I’ve learned that everyone wants to live on top of the mountain, but all the happiness and growth occurs while you’re climbing it – Andy Rooney
A guidebook entitled Spitzkoppe and Pontoks Namibia by Eckhardt Haber contains all the route information of the area. To date, the highest peak of the Spitzkoppe has been reached by climbers more than 600 times. Members of Namibia’s rock-climbing community form part of the Mountain Club of South Africa (MCSA), which has a Namibian charter. The club facilitates and engages in mountaineering, climbing of all types including boulder climbing, hiking, international expeditions, mountain search and rescue, training, the conservation of mountain areas, and the procurement of access for mountaineering.
DID YOU KNOW?
There are a few climbing areas within 20 km of Windhoek, but these are usually on privately owned property where the right of admission is reserved. The climbing company, Urban Friction, facilitates climbs in popular spots throughout Namibia. No experience is needed to join these climbing tours, and they are open to everybody, from amateurs to professionals. MCSA Namibia hosts regular outings to Spitzkoppe during winter.
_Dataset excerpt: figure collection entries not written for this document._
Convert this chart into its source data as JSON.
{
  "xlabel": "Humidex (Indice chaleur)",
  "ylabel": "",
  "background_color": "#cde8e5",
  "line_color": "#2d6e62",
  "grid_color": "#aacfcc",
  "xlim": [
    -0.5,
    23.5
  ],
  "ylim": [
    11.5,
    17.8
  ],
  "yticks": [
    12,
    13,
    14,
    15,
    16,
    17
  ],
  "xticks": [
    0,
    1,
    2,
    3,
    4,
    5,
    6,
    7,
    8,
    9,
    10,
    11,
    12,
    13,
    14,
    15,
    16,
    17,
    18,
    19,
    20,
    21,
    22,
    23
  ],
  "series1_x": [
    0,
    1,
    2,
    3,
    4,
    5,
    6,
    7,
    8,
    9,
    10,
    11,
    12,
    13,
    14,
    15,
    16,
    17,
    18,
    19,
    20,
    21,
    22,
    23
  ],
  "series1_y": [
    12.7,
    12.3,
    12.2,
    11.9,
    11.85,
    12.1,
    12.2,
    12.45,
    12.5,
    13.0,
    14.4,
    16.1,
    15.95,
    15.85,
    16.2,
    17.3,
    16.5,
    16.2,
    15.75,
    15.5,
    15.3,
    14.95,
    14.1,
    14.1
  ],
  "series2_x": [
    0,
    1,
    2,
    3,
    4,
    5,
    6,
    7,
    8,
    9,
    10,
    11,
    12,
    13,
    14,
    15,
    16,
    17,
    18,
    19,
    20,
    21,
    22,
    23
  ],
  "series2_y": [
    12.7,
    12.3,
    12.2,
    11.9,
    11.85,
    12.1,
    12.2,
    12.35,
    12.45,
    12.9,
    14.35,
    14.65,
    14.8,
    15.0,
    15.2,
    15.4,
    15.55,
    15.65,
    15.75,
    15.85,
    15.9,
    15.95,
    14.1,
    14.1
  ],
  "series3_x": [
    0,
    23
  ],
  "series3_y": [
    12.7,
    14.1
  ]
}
Dates for scheduled climbs can be found on the website MCSA Namibia: www.mcnam.org.
Camping at the Spitzkoppe
There are few experiences as amazing as camping at the Spitzkoppe. The unbelievable clarity of the Namibian night sky and the absolute silence will leave you wishing the sun wouldn’t come up until noon. For a truly special experience, plan your next camping trip there to correlate with the full moon and get a sense of how Neil Armstrong felt. Spitzkoppe Rest Camp is a community-based tourism initiative. The 31 campsites, nestled into their own private nooks, can accommodate a maximum eight persons each. The campsites have dry toilets only, but hot showers are available at reception. Members of the local community come by the campsites in a donkey cart each day to remove rubbish.